This prelude is perhaps most valuable, enlightened reader, in reminding you that the painful relations between the conquerors and the conquered not only dissolve toward peace with tragic gravity over bloody, bitter epochs, and, more so, are stoked anew in every generation by men of some power, who glory to gobble up men of little power, and so become something closer than before to all powerful, as if such endeavors could hope to end well.
Beneath them, men of no power but their own will must suffer in every age under the classes above them, who war at games of battle with little skin in the game regarding their own breadbaskets, but filled with dire ramifications to the food supplies of a majority of tables.
What we have been, for great and ill, and what we are hoping to be, with equal perilous juxtaposition, is not so different from what we will likely be next.
The pattern may not rhyme, but the echo of history has both melody and harmony built for humming in chorus.
Your fathers' errors are not likely, but guaranteed to be your own. Such is life without a good king. Each man does as he sees fit: he tries to build himself a kingdom better than the neighboring one, and upon the ashes of his fathers’.
Bad kings make the same problem much worse.
It’s the good kings that can help. If you can find one.
A good king is worth his weight in extra lives, or lives sacrificed in his service, and while the question of chicken and egg might be applied as well, the better path remains to pray that long would such men reign, even in exchange it means their sons be all cursed fools.
In all this blatheringly, unmodern prolegomena, the matter of the matter that you really must know is that in the heightened tale upon which we embark, we begin in the realm of one of those most exquisitely rare and bounteous very good kings.
But. . .
The good king has also been long away on behalf of the kingdom and his brother reigns Lord Regent in his stead.
It is, unfortunately, as a direct result, by and large, exclusively the worst of times.
For ever since the second decade ebbed by without the king’s return, every baron, duke, lessor magistrate, margrave and mayor has been compelled to acknowledge via the hard school of carnage, betrayal and survival, that carpe diem is no byword of mere dead white men, but the wisdom of Prometheus, which only a simpleton would scoff to covet a greater will to possess.
Are there good men any among them? To be sure. But it is now the mid-fourth decade since the king’s ship made port for the 12th Diet of the Galactic Imperium, a high honor for an upstart colony planet with only a millennium of development to its claim for planetary house ranking. But not one to do much good to an embittered people. Yet what is one man against a mob? And what else is a kingdom without a king?
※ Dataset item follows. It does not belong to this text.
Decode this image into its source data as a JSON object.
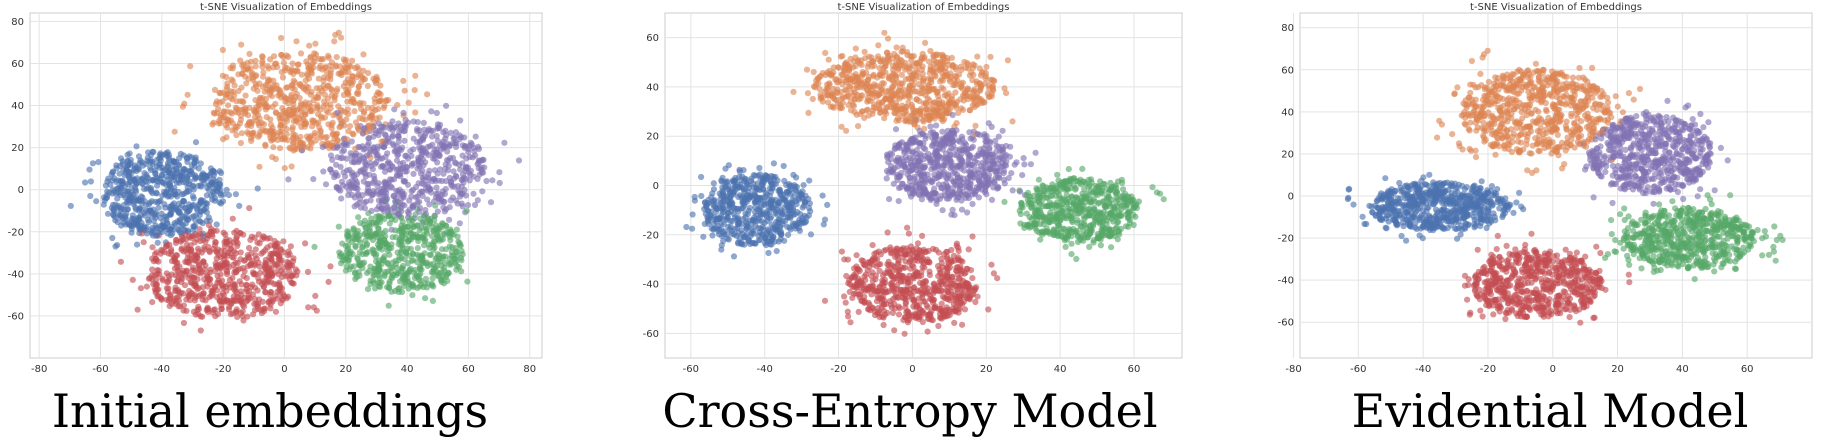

So it was that Jon of New Damascus, Lord Regent of the continent of Goshen, and reigning Planetary Executor on behalf of his brother, Richard the Judahite, second of his name, Alpha and Omega of the Flock Everlasting, Bearer of the Bloodline Scepter of the Ancient Tarshish Solarigm, right-born, star-christened King of Israel 14, class M planet of the system Manchu-Khanium 20.4, found himself the inconvenient ruler of very little but his own mounting debt and, in the everlasting wisdom that is bestowed on the indigenous human heart, realized that the obvious answer was to compel those good citizens, who were looking to him in such aspirational times of crisis to provide leadership and aid, to look to those sheriffs once sent round the way for protection, and find in their stead yet another open palm, hot in need of greasing, not once, but three times over.
Though all such derogatory talk may seem but an unfairly painted fairy-dream or forced overblown analogy, I assure you that the jeopardy to your own enlightenment is for real.
For beneath the names and dates you were taught to forget, a more subtle story has unfolded, as it were, beneath your very mind. So do not expect to tread lightly on my novel frolic, without finding in the vision the darkness you’ve brought with you.
For the story that are told is soon the man you hope to be. If the sons of Noah shall learn anything from the generations X’d out of history by the brittle collapse of the future we thought to build, it is that the line between the fantasies and our reality is exquisitely thin.
And rainbow colored.
And on fire.
So we descend as beleaguered listeners in need of a song, and find ourselves in a place we thought we knew, filled with people we’ve already dismissed, in a conflict more like our own than tales of foxes and hounds might tell, in order to listen again to those stories retold again because they are so worth the telling, even if you sing with a different accent than those greats who have worked the tune before.